Crythis had called it Dimal. It might be a habitable moon, as the massive gas giant she could see above would most likely have a few.
Whether the air suited her or not didn’t matter, fortunately, because she was wearing her necklace, but looking at her captors struggling to draw in enough air, she decided there would never be a better chance to escape than now.
Once that door closed behind her, they had her trapped.
She bent forward, hands on her knees, as if catching her breath, which she guessed they wouldn’t see as too strange, given their own troubles in that area. She glanced up ahead, trying to work out whether running back the way she’d come was better, or if there was an alternative.
She spotted a path to the left which turned and then led up a steep incline.
That would favor her over her guards.
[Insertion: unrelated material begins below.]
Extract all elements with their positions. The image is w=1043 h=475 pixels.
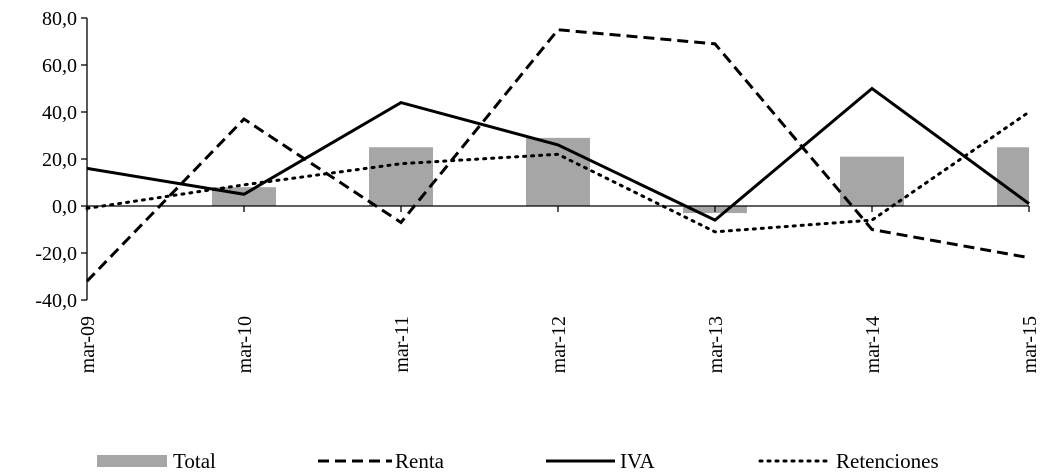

They’d have a lot harder time chasing her up a hill if they were already struggling for breath on flat land.
She straightened up, sighed as if capitulating, and then put on a burst of speed, dodging around the woman and taking the path at a dead run.
She heard a shout of surprise behind her, and her back tingled at the possibility of some kind of shot from a weapon, although she hadn’t seen anything that was obviously a weapon on either one of her minders.
She turned the corner, started up the hill, and when she had a clear view of the building again, a couple of minutes later, she saw the man was still standing by the door, head bent as he spoke into a comm.
She guessed the woman was running after her.
She found running at over eight months pregnant a very uncomfortable endeavor, and she wished she didn’t have to do it, but she made it to the top of the hill quicker than she thought.
She looked back, saw the woman on a switchback below, leaning on a rock as she took a rest and tried to get her breath.
Time to get off the path.
She looked around, saw what seemed to be a relatively easy climb up the side of the cliff to her right, and decided to risk it.
She carefully chose each hand and foothold, aware that every advance she made was just that much further to fall.
When she reached the top it was almost a surprise, her focus was so fixed on the handhold right in front of her.
She pulled herself up awkwardly, giving her bump a rub as she turned and sat, legs dangling down as she caught her breath.
The was no sign of the woman yet, and she crawled away from the edge, standing when she was far enough back not to be seen from the path below, and then took stock of her new surroundings.
There were strange, scrubby bushes, and more of the interesting rock formations, but the ground up here was a sloping plateau that ended in sharp-looking mountains in the distance. She also thought she might have caught a glimmer of water.
She had no food, but water would be good.
She pushed aside her worry at her circumstances, sure that this had been the best option.
She had been held prisoner before, and she never wanted to be in that situation again.
The baby kicked at that moment, and she felt a wave of relief that everything seemed normal.
She straightened her shoulders, and tears suddenly blinded her as she was swamped with emotion. She had thought living on the edges of Grih society, of finding a way for her baby to integrate into the only world she would know, was hard.
This was harder.
But it was reality. She blew out the breath she was holding, shook her shoulders like a boxer loosening up for a fight, and began walking in the direction of what she hoped was water, winking in the distance.